Erdoğan “Suriye ile ilgili daha ileri seviyede adımları temin etmemiz gerek.” diyor. Suriye içinde 7 milyon Suriye dışında 10 milyonun üzerinde göç. On binlerce insan ölmüş, IŞID diye bir örgüt çıkmış, kan gövdeyi götürmüş, Erdoğan şimdi “Esad rejimi ile ilişkileri daha iyiye götürmemiz gerekiyor” diyor.
Bitti mi? Bitmedi, bir de “Bizim Esad’i yenmek, yenmemek gibi bir derdimiz yok ki” diye ekliyor. Kusura bakmayın ama bu işin özeti şudur; adam kazandı. Adam zaten yendi. Rusya’yı ve İran’ı yanına aldı, orada kan gövdeyi götürdü, büyük katliamlar ve işkenceler yapıldı. Esad’ı bundan sonra kiminle neyle yenecek ki? Ne ortada Özgür Suriye Ordusu kaldı, ne yanında üç kişi kaldı ne de orada organize yapabilecek bir gücü kaldı. Bunu on sene önce söyleyen uzmanları dış politikadan anlamayan, hain ilan eden Erdoğan bugün hiçbir şey olmamış gibi o görüşleri savunabiliyor.
Faiz Faiz Faiz
Gelelim faiz konusuna … Finans uzmanı olmaya gerek yok!

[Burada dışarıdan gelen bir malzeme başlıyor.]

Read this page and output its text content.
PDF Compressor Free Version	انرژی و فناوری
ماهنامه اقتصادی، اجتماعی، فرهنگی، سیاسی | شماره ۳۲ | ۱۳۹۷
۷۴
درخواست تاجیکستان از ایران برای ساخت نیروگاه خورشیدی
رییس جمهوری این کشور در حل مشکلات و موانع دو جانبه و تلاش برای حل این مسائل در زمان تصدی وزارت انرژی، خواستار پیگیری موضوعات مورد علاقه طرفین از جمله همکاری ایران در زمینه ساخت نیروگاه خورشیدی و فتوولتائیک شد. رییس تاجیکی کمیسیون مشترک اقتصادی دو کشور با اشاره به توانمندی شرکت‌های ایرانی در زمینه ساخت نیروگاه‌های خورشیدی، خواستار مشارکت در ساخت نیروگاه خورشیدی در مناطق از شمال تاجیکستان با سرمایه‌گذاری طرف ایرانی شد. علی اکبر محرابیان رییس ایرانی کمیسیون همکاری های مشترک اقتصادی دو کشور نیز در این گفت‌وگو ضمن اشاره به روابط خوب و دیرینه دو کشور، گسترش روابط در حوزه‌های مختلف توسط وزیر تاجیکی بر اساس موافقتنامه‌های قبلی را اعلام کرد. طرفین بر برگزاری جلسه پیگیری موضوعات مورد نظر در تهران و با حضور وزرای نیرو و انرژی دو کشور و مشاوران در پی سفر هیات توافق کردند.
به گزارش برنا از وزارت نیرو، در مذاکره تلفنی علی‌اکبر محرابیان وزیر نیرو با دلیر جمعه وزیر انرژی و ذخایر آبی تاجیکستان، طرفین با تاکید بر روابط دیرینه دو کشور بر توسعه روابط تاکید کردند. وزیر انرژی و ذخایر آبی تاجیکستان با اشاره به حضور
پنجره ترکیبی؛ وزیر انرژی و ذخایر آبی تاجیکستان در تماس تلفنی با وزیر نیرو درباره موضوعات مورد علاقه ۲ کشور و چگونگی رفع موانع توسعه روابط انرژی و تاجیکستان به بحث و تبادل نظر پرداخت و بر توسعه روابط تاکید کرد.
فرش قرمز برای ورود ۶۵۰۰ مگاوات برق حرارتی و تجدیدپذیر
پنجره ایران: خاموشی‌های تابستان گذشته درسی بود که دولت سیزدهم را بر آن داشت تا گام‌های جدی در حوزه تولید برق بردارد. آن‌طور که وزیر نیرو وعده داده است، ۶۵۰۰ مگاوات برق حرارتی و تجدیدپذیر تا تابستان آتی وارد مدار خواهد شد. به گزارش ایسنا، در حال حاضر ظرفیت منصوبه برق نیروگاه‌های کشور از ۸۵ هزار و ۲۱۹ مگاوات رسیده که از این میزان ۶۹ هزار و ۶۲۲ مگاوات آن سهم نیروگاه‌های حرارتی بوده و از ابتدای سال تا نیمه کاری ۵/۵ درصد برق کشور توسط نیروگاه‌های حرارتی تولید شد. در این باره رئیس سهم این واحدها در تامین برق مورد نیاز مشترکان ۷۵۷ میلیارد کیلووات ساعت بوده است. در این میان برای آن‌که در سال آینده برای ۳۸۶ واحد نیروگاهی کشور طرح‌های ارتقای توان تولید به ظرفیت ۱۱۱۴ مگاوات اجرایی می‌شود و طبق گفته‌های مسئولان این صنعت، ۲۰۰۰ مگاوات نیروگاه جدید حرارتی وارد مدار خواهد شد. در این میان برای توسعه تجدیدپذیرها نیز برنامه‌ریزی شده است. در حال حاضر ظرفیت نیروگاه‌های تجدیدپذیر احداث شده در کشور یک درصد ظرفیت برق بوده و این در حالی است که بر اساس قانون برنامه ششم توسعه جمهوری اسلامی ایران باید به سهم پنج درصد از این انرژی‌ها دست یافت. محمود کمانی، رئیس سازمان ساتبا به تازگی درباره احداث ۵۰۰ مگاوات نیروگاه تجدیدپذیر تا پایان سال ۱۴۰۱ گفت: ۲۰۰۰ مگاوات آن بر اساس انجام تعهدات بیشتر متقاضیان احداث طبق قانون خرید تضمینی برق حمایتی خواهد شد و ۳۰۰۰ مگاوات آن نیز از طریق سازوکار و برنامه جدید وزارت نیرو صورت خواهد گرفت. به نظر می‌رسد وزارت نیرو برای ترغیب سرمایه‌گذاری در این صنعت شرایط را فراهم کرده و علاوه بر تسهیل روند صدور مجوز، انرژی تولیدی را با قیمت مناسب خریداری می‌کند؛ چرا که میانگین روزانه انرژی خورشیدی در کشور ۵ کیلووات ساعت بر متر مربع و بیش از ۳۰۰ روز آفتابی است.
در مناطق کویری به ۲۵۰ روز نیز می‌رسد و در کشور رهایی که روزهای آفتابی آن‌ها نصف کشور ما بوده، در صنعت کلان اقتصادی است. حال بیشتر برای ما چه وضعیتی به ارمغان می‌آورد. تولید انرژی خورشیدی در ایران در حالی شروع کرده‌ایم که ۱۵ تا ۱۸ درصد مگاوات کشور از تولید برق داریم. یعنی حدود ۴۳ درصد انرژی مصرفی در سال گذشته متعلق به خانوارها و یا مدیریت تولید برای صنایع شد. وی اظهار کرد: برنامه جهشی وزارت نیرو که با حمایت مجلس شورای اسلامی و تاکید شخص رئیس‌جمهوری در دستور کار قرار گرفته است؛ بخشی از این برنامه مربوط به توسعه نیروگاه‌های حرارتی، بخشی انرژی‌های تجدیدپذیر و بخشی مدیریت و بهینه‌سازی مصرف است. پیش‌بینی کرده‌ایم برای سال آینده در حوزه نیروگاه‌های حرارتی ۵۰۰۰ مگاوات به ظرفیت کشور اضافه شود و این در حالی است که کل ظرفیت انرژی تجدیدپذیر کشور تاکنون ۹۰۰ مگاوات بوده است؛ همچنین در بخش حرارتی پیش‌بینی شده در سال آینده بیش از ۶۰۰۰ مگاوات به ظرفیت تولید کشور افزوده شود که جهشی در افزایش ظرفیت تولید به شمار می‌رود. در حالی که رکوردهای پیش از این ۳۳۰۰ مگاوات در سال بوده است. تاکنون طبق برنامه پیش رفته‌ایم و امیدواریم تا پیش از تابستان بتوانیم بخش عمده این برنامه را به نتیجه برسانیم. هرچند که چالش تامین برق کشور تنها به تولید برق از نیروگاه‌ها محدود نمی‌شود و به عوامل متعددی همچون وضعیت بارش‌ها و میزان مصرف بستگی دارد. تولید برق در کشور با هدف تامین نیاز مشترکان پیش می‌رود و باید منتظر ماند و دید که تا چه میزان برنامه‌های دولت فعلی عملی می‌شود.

Türk halkı olarak o kadar çok şey test ettik ki! O kadar çok kriz yaşadık ki! O kadar çok iflas ettik, o kadar çok IMF kapısına gittik, o kadar çok yokluk çektik ki! Politika faizini gerektiğinden çok aşağı çektiğiniz zaman diğer tüm finansal enstrümanlar pahalılaşıyor.
Çok basit şekilde size anlatayım:
Para her sene yüzde 170 değer kaybediyor. Faizi ne kadar indirirseniz indirin bankalar size enflasyonun çok çok altında kredi verebilir mi? Saçma olur değil mi? Zarar ederler. Resmi enflasyonun yüzde 80’e dayandığı bir ülkede krediyi yüzde kaçla alabilirsiniz? Politika faizini ne kadar aşağı çekip caka satarsa satsın, insanlar ev almak için kamu bankalarına gittiğinde 250 bin TL’nin üzerinde kredi alamıyorlar. Yatırımcılar ucuz finansman bulamıyor. Ülke üretemeyen, satın alamayan, çarkların işlemediği bir yöne doğru gidiyor. Sadece AKP kurmayları ve yatırımcılarının ekonomik gerçeklerine ve ihtiyaçlarına göre hamleler yapmaya çalışıyorlar.
Hedef Ne?
Seçime kadar ne pahasına olursa olsun bu hamlelerle kendi seçtikleri sanayicilere ve üreticilere finansman sağlayıp yollarına üretimin durmadığı bir şekilde devam etmek. Bunun çıktısı çok yüksek bir hiperenflasyon olacak. Türkiye koşar adım hiperenflasyona gidiyor. Vatandaşın şirketleri yüksek faizle borçlanmış, vatandaş yüksek faizle ev almak zorunda kalmış, borcunu döndürebilmek için enflasyonun altında ezilmiş … Çok önemli değil. AKP hükümeti bunu çok fazla önemsemiyor.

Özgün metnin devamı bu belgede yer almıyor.